Он очень легко в этом разуверился, совершив в Верону почти трёхчасовое путешествие в поезде, который полз как черепаха.
Начать с того, что Верона неприветливо встречает туристов: город вытянут вдоль длинной излучины мутной и быстрой речки Адидже, и тому, кто идёт по набережной, она кажется бесконечной. Пьер остановился в гостинице на площади Арен. Ему уже начинала надоедать эта смена городов, как ни были они красивы. Напрасно он восторгался чередой живописных декораций и призраков прошлого, кровавыми рассказами о былом величии итальянской земли и о порабощавших край авантюристах; напрасно опьянялся он чудесной живописью, осматривая музеи и храмы, замирал в страстном восхищении перед высокими стенами великолепных дворцов и перед осыпающимися фресками; напрасно хотел найти в этом пышном и странном мире мёртвой красоты райский сад, живительный для тонко чувствующей натуры, — вопреки всему одиночество, словно слишком крепкий спиртной напиток, наводило на него сонную одурь подобно тому, как грубая виноградная водка «траппа», которую пьют в Италии, просто валит с ног француза, привыкшего к коньякам, не услаждая его никакими оттенками ощущений. Однако он и в Вероне ещё продолжал разыгрывать сам с собой комедию, любуясь Кастельвеккьо — крепостью Скалигеров, шедевром средневековой военной архитектуры, с дозорными дорожками, с бойницами меж зубцов красных кирпичных стен, возвышающихся над рекой Адидже на самом краю города. Ему казалось, что с этой крепостью связаны давние воспоминания его детства. У его отчима был альбом с видами России: и Веронский замок воскресил в его памяти изображение кремлёвских стен, которые, кстати сказать, строили зодчие, выписанные из Италии. Не в этом ли был секрет очарования, которым для Пьера исполнен был Кастельвеккьо? Вскоре, однако, он убедился, что причина восхищения была совсем иная.

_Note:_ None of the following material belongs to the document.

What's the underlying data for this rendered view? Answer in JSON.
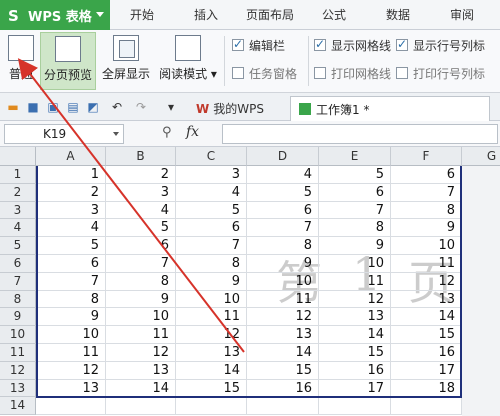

Удивительно, как пленяла этого человека жестокая мощь, сила и даже солдатская грубость, когда они относились к далёкому прошлому, а не были элементами современного общества, где он лавировал, ревниво оберегая свою независимость, — вся эта воинственность нравилась ему, словно сохранившиеся доспехи давно умерших великих полководцев, и он воображал, будто они ему по плечу, под стать его мечтаниям. «Ведь тогда, — думал Пьер, — вооружённое насилие было выражением индивидуальности для тех могучих натур, чья воля поднимала и вела войска, нимало не считаясь с мыслями и желаньями стадных людей и рутиной их жизни». Да, в те времена Пьер Меркадье, уж, конечно, был бы одним из героев, о которых потомству рассказывает история и великолепные памятники. Но в наши дни… Любуясь средневековой декорацией Кастельвеккьо, он видел в нём мерило человеческой мощи и тем сильнее презирал битвы современности. Нет уж, он-то не изберёт своим идеалом ни защиту Дрейфуса, ни защиту офицеров Генерального штаба. Восхищаться теперь можно лишь чудесными памятниками давних времён и могучей энергией предков, волнующей, как отдалённые звуки медных фанфар. «У современного человека, — думает Меркадье, — иного выбора нет: или рабство, или презрение к людям».
Вот, например, его, Пьера Меркадье, не удовлетворяет жизнь, выпавшая ему на долю. Но в этом выродившемся мире он не может стать завоевателем, хотя и чувствует в себе все данные для этого. Сейчас он, так сказать, ушёл в отставку, отверг те смехотворные, жалкие роли, которые ему пришлось играть. Слишком поздно!.. Не только он сам, но и всё современное общество не в силах переделать мир, возродить в нём энергию и страсть. Пьеру Меркадье не быть ни солдатом, ни исследователем неведомых стран, ни художником. Но он не станет меряться силами с той сложной машиной, к которой в наши дни приковали людей. Он прекрасно понимает, что и в одинокой жизни и у семейного очага для него остаётся только один выход: плутовать… Так же, как он плутовал, скрывая свои истинные мысли, когда был учителем и воспитателем юношества; как плутовал, будучи главой семьи, разоряя при этом детей и жену своей игрой на бирже. Плутовство — вот подлинная мораль индивидуума.